The American political party duopoly is a curious thing. Every other modern democratically run state has multiple political parties that freely compete for votes in order to establish their representative share of the people’s voice within the government. But that’s not the case in America; here we have two parties that share total control of the state apparatus on a semi-regular seesawing 8-year cycle. The curious thing is that no one questions why this would be? Is it that in other countries there are four, five, or six different more nuanced mixtures of political opinion but somehow when you cross the American border human minds undergo a transformation that imparts upon them the capacity to only hold allegiance to one of two political mindsets?

As you might have guessed there is no magic involved at all. Wherever you find constrained or limited options you will find government pulling the strings from behind black cloth. Political parties are not institutions established by the constitution. Indeed they are not necessary at all for our government to operate. Political parties are private institutions, businesses really, and are the product of the natural tendency of people with similar views to work together for common cause. That is all perfectly fine. The problem occurred over time. Whenever one party gained control, they would pass laws (erect barriers) making it that much harder for opposing parties to gain access to the ballot box. If your opponents can’t get their name on the ballot that tends to increase the likelihood you will remain in office.

Simultaneously they made the process of their campaigning that much easier by passing laws (providing assistance) that authorized the government to use public resources to assist with internal party business (i.e. nominating primaries) thereby supporting the illusion that party business is really state business. That is to say, these private businesses (Democrat Party™ and Republican Party™) have the cojones to get the public to pay for their private primary elections that ultimately are entirely pointless, as it is the party delegates that decide the nominee, not the voter. This process is merely an insidious trick to dupe the people into feeling as though they have a voice in the process so that they come to view the primary process as party of “democracy” when it is nothing more than a privately run, and publicly paid for, straw poll. This process has gone on so long that most people are unaware of the distinction and simply view the “primaries” as part of the normal political process of electing someone to office. They are not. They are private events held in public, paid for by that public, masquerading as democracy in action.
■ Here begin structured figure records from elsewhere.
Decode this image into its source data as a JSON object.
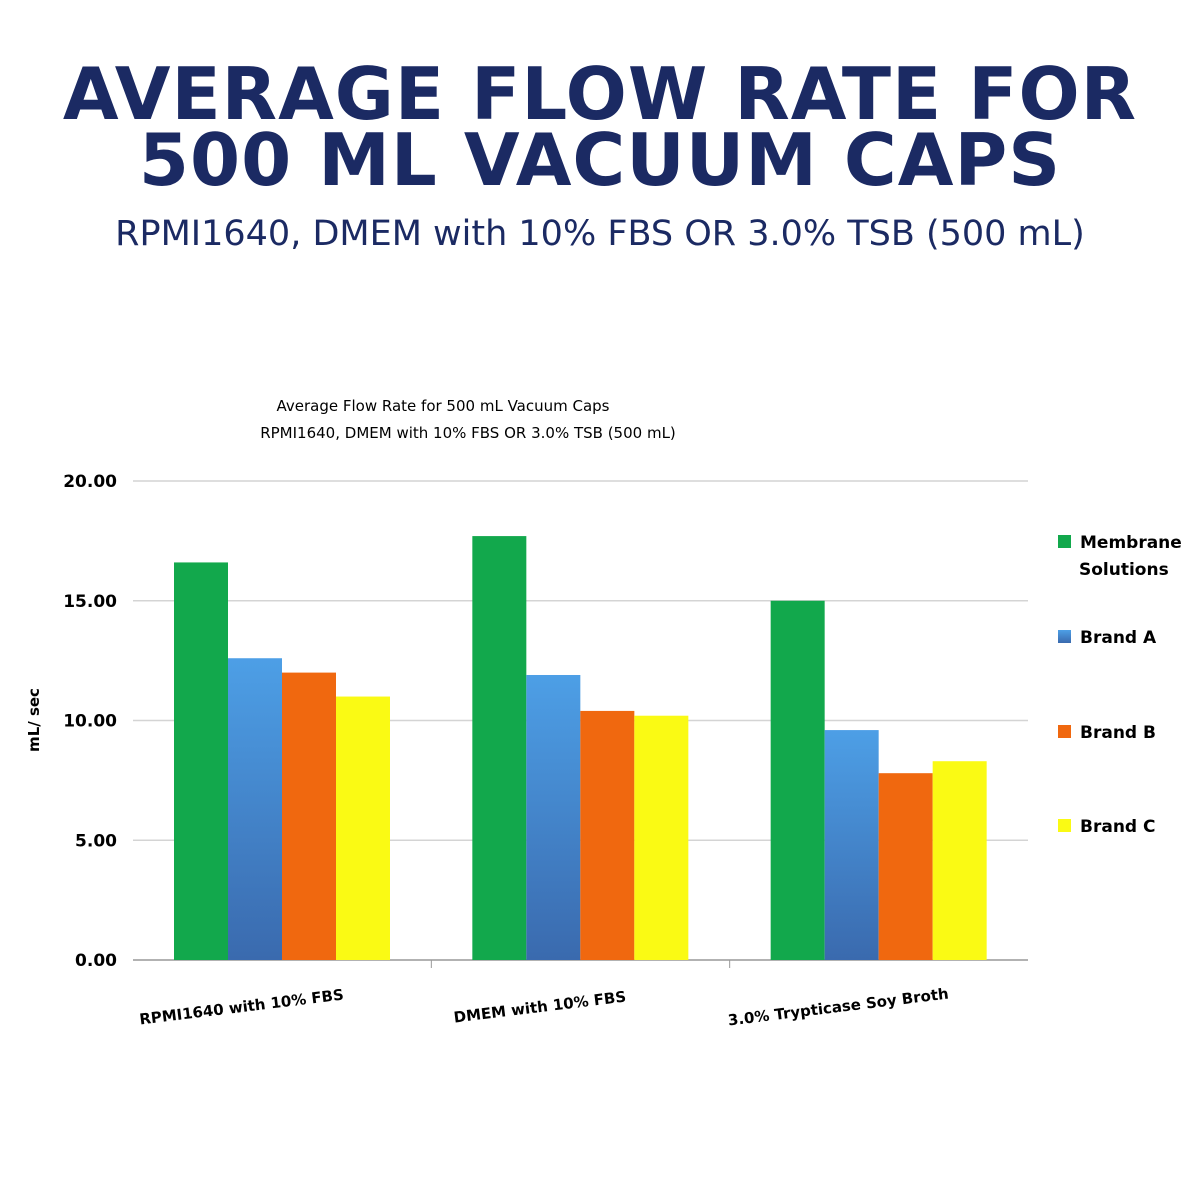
{
  "header": {
    "title_line1": "AVERAGE FLOW RATE FOR",
    "title_line2": "500 ML VACUUM CAPS",
    "subtitle": "RPMI1640, DMEM with 10% FBS OR 3.0% TSB (500 mL)"
  },
  "chart_data": {
    "type": "bar",
    "title": "Average Flow Rate for 500 mL Vacuum Caps",
    "subtitle": "RPMI1640, DMEM with 10% FBS OR 3.0% TSB (500 mL)",
    "xlabel": "",
    "ylabel": "mL/ sec",
    "ylim": [
      0,
      20
    ],
    "yticks": [
      "0.00",
      "5.00",
      "10.00",
      "15.00",
      "20.00"
    ],
    "grid": true,
    "legend_position": "right",
    "categories": [
      "RPMI1640 with 10% FBS",
      "DMEM with 10% FBS",
      "3.0% Trypticase Soy Broth"
    ],
    "series": [
      {
        "name": "Membrane Solutions",
        "name_lines": [
          "Membrane",
          "Solutions"
        ],
        "color": "#12a84c",
        "values": [
          16.6,
          17.7,
          15.0
        ]
      },
      {
        "name": "Brand A",
        "name_lines": [
          "Brand A"
        ],
        "color": "#4a96dc",
        "values": [
          12.6,
          11.9,
          9.6
        ]
      },
      {
        "name": "Brand B",
        "name_lines": [
          "Brand B"
        ],
        "color": "#f0680f",
        "values": [
          12.0,
          10.4,
          7.8
        ]
      },
      {
        "name": "Brand C",
        "name_lines": [
          "Brand C"
        ],
        "color": "#fafa14",
        "values": [
          11.0,
          10.2,
          8.3
        ]
      }
    ]
  }
}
These political parties care not one wit about your vote or what you think. Because they are both private organizations they can ultimately pick whomever they want to be the nominee. They prefer to have the blessing of the voters upon their anointed candidate in order to give the people the illusion of choice. People are more easily controlled if they feel like they have some control of their life – if they feel like they have a choice, even the illusion of choice, they will accept a result even if they do not agree with it.

Duopoly control is further assured since most elections do not require the winner obtain a majority of the vote if by some miracle a third candidate appears on the ballot. This rules out runoff elections, which afford voters the ability to rank their choices. The deck is then further stacked against the third party candidate as people make a pragmatic rather than a principled choice to ensure the “most evil” candidate does not win

Political parties have co-opted the authority of government in order to ensure their continued stranglehold on power in this country. This is not democracy. This is not freedom. False choice is not real choice. We laugh at countries with only one name on the ballot and yet somehow only two names on the ballot seems perfectly reasonable. If you truly believe in democracy then you must demand the people be free to choose from all options. Every flavor of ballot access laws should be repealed, campaigning on the ballot (D or R next to the name) should be banned, all winners must have a majority decided through instant runoff style elections, and the Democrat and Republican parties should either have private nominating conventions or pay for their own public elections.